I asked Claude Code to improve itself. Here's what it built.
I’ve been using Claude Code daily for months. Building features, debugging, deploying. The usual loop. Last week I asked a different kind of question.
Not “write this function” or “fix this bug.” I asked: What would make you work better?
I expected something generic. Maybe “add more comments to your code.” Instead, it scanned all 8 projects in my Development directory, checked what was running on my VPS, looked at my CLAUDE.md files, my task management, my deploy scripts — and came back with a structured improvement plan.
Then I told it to execute.
What it built
Over 8 sessions, Claude Code built its own operating system on top of mine. Not product code. Infrastructure for itself.
8 new skills. /morning runs a full daily standup — P0 tasks across all projects, CI status, VPS health, stale branches, focus suggestion. Replaced me manually checking 8 repos every morning. /switchto reads a project’s CLAUDE.md, shows tasks and git state, orients in 3 seconds instead of 30. /testit auto-detects the project and runs the right test suite — Vitest, Playwright, or Gradle — no more remembering which command goes where. /dbops handles migrations, backups, seeds, and schema inspection across every database. /depcheck audits dependencies across all projects, flags vulnerabilities. /update-dep updates a shared dependency everywhere and creates PRs for the ones that pass. /blogpost runs an end-to-end pipeline from outline to deploy, on both my sites.
3 hooks. Smart startup replaced a basic git pull with a full context dump — P0 tasks, uncommitted work, CI status — so every session opens aware. A typecheck guard runs tsc --noEmit before any commit, catching errors before CI sees them. A task auto-update hook marks tasks done when a commit message references them.
13 memory files. Context about all 8 projects — what they do, how they connect, what patterns they follow. Stack choices, deploy patterns, code style. Before this, every session started cold. Now it starts knowing.
3 new CLAUDE.md files for repos that didn’t have them. tRPC patterns for fincherry, tiered LLM routing for cherryagent, the JSON stdout contract for auto-ads.
7 CLI tools — jq, yq, hyperfine, delta, tokei, just, watchexec. Some unblocked the hooks from working at all.
12 unused MCP servers disabled. Linear, Slack, Discord, Firebase, and 8 others that were connected but never called. Dead weight, removed.
And a dashboard — a PWA showing CI status, task counts, git state, and VPS meters across every project. Auto-refreshes. Push notifications for failures.
What moved the needle
Not everything mattered equally.
Memory files and CLAUDE.md files were the highest-impact change. Before, every session was a cold start — the agent re-discovering project structure, conventions, relationships it had already understood in a previous conversation. After, it starts with context. Fewer wrong assumptions. Less time reading code it already knows.
The smart startup hook was second. A silent git pull became “27 P0 tasks found across projects. Repo up to date on main.” I know the state of things before I type a word.

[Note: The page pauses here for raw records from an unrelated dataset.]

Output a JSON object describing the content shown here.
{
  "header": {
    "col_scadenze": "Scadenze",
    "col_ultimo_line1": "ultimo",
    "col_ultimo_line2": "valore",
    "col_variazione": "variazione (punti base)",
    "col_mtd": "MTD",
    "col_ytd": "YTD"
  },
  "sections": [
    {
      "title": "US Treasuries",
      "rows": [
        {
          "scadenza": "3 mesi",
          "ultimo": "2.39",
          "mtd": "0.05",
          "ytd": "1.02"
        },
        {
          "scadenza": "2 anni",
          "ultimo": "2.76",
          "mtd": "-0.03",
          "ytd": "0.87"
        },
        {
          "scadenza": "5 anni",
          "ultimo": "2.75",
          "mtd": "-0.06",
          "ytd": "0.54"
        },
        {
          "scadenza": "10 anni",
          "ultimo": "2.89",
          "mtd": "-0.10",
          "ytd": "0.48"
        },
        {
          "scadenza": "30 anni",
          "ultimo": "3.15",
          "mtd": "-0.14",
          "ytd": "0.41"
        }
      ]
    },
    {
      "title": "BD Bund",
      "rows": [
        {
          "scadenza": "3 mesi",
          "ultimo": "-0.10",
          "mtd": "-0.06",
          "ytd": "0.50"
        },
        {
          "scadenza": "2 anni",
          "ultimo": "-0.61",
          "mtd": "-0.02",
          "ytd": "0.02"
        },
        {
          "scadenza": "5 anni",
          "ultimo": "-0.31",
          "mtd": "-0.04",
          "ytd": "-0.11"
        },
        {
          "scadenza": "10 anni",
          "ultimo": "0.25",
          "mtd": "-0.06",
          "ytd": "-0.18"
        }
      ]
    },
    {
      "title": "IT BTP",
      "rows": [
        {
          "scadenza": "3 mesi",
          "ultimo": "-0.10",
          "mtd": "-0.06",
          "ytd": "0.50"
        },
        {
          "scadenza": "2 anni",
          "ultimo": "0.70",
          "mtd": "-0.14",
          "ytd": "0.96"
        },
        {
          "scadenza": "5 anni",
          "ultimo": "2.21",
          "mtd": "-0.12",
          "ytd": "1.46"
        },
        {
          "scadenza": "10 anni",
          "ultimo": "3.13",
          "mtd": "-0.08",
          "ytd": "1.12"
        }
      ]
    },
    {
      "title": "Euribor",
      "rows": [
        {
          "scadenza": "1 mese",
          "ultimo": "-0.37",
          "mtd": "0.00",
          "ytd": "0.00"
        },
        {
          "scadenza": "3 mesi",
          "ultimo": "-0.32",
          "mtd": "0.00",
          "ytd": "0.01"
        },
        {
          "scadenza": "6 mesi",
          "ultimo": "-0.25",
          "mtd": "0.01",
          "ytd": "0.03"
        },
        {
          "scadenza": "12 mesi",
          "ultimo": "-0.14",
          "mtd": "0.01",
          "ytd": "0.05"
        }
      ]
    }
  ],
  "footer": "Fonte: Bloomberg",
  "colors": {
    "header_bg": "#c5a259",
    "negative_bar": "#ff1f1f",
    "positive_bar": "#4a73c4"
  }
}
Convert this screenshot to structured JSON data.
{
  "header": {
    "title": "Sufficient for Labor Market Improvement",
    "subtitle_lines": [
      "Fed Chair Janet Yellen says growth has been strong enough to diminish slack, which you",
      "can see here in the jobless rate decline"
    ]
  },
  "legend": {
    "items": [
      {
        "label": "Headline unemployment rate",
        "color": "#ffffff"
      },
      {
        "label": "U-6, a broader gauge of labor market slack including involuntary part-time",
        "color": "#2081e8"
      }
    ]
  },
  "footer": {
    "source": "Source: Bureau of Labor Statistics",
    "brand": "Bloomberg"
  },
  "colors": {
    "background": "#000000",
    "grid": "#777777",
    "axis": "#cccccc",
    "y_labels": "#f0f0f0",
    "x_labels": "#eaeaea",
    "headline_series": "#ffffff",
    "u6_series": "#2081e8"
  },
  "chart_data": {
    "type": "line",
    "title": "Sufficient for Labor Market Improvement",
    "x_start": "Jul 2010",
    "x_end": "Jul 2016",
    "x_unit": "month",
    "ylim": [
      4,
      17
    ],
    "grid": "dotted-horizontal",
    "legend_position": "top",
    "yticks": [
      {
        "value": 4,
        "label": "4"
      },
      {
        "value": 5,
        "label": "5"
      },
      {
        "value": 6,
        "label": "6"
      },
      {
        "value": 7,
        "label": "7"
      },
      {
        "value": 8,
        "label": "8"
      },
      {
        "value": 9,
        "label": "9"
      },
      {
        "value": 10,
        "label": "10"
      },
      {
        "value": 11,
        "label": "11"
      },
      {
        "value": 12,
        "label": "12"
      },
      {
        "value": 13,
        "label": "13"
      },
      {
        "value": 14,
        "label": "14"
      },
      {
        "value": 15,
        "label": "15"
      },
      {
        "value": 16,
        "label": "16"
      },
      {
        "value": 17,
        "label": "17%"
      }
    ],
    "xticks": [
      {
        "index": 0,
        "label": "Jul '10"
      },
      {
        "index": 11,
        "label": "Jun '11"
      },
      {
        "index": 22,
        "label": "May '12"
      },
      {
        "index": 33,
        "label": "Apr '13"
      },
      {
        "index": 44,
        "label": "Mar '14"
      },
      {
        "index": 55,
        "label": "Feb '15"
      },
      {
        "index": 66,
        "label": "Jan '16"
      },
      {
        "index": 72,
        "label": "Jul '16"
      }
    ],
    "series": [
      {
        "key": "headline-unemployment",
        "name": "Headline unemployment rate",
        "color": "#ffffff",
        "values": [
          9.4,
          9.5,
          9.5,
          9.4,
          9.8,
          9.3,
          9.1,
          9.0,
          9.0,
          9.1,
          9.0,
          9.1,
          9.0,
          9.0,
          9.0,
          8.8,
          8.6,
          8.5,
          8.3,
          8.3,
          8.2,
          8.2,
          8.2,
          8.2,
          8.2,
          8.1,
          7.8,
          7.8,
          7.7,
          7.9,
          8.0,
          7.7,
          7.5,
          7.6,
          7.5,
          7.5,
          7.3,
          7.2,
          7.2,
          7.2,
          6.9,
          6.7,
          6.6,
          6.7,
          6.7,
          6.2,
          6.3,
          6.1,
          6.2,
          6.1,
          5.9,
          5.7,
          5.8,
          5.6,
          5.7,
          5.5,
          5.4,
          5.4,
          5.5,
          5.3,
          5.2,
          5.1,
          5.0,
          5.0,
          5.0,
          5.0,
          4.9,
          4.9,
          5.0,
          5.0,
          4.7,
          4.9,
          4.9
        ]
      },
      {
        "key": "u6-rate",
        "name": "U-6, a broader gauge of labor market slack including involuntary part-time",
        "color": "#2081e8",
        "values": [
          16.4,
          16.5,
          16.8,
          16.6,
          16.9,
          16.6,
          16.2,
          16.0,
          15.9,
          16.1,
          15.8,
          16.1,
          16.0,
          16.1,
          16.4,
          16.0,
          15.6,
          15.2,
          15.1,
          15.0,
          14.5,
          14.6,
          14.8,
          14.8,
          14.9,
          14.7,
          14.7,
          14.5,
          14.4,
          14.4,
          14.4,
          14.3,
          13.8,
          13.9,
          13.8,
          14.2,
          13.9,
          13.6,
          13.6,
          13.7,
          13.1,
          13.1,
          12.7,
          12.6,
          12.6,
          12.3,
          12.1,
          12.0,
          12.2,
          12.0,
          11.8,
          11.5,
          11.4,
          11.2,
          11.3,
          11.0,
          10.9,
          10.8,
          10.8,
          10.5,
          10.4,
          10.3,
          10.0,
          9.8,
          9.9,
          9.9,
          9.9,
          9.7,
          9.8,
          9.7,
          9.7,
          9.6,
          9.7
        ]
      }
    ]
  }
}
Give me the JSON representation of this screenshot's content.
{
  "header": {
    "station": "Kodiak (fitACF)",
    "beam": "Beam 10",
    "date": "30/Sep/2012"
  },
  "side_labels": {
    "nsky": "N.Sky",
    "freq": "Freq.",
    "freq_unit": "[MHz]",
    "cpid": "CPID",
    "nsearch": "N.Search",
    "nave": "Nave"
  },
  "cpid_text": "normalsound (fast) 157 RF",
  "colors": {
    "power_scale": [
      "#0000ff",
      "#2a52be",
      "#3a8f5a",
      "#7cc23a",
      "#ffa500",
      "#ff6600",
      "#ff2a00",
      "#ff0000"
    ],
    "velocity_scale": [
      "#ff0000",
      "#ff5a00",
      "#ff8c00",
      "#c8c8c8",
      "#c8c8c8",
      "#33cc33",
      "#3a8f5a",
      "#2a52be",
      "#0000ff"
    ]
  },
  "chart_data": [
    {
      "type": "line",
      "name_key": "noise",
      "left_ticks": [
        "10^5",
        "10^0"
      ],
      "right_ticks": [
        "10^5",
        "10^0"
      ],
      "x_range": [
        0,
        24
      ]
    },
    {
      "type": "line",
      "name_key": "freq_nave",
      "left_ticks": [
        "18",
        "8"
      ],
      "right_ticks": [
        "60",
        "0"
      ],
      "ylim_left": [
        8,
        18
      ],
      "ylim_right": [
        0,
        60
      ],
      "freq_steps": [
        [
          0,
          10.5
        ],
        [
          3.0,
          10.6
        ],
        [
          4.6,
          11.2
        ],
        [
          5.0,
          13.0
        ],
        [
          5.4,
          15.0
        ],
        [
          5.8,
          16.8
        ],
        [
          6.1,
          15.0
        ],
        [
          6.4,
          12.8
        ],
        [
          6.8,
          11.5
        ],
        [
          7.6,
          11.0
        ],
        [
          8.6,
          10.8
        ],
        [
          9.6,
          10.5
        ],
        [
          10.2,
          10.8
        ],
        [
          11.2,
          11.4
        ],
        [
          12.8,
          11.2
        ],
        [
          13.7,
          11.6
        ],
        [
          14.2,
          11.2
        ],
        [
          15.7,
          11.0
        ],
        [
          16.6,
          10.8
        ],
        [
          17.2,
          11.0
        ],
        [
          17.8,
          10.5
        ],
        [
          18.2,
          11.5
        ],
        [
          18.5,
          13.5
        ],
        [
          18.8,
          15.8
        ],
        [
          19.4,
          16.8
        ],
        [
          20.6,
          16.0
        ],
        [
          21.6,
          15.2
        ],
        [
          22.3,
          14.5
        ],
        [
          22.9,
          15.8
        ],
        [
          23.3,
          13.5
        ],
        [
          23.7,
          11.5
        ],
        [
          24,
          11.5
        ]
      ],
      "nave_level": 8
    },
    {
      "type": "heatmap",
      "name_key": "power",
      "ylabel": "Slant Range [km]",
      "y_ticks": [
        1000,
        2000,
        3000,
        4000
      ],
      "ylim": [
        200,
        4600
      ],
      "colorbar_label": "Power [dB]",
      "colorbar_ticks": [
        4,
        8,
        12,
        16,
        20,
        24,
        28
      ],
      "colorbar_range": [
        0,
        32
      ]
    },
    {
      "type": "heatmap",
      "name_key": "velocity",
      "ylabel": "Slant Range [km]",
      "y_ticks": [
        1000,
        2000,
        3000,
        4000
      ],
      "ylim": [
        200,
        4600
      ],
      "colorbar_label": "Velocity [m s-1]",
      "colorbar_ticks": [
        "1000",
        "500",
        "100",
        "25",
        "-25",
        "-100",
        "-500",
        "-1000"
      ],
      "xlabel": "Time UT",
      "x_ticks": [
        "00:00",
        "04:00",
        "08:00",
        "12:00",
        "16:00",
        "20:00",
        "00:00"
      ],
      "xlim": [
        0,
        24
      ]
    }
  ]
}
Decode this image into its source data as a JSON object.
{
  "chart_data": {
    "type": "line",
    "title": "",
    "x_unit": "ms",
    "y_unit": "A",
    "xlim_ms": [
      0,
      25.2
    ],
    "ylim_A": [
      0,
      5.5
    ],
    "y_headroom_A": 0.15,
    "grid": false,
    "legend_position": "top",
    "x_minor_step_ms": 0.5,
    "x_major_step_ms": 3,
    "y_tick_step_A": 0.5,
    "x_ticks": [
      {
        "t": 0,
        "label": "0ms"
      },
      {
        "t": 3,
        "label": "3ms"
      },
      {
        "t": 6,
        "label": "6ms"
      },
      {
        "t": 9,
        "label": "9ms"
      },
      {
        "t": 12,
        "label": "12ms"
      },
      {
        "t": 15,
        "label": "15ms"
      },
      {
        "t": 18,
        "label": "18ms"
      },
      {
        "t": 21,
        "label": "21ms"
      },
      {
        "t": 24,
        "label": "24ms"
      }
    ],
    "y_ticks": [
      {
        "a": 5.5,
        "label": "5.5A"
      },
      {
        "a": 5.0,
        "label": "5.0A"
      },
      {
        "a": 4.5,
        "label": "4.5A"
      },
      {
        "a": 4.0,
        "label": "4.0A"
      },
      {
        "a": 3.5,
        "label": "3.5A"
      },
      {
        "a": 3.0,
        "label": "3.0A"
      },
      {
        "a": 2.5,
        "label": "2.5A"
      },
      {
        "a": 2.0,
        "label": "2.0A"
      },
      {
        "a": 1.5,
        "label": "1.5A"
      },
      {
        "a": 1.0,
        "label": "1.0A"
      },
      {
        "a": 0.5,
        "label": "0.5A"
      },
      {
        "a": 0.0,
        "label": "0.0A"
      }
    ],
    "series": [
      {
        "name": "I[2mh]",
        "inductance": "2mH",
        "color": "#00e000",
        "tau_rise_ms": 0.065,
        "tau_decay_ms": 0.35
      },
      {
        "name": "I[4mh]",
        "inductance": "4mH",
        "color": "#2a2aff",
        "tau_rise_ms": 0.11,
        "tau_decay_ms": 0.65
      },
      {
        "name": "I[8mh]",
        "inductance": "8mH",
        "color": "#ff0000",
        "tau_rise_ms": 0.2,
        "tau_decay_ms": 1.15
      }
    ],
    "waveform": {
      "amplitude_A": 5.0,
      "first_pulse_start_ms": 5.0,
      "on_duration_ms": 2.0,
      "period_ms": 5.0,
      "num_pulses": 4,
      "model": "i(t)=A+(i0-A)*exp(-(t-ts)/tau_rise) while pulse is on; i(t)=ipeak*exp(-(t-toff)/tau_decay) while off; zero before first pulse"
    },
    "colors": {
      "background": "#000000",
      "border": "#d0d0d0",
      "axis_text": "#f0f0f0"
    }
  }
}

/switchto solved real friction. “Now work on fincherry” — the agent reads CLAUDE.md, checks tasks, shows recent commits. Oriented in seconds. No more ramp-up.
The typecheck hook is small but kills a loop I lived in: commit, CI fails on types, fix, commit again. Now it catches that before the commit happens.
The rest — /testit, /dbops, /depcheck, /update-dep — are solid convenience. They save time on commands I’d otherwise look up or type wrong. But they don’t change how the agent thinks. They’re tooling built on top of the foundation that memory and context provide.
The question developers forget to ask
Every developer I know customizes their editor. Their shell. Their dotfiles. Terminal theme, git aliases, keyboard shortcuts. Hours making the environment feel right.
But the AI agent? Runs stock. Same blank slate every session. Same cold start. Same lack of context about how you work, what you’ve built, how your projects connect.
The instinct that makes you spend an afternoon on your neovim config should make you spend an afternoon on your agent’s config. Same thing — shaping a tool to fit the way you think.
I didn’t write a single line of product code in those 8 sessions. Every session since has been faster because of it.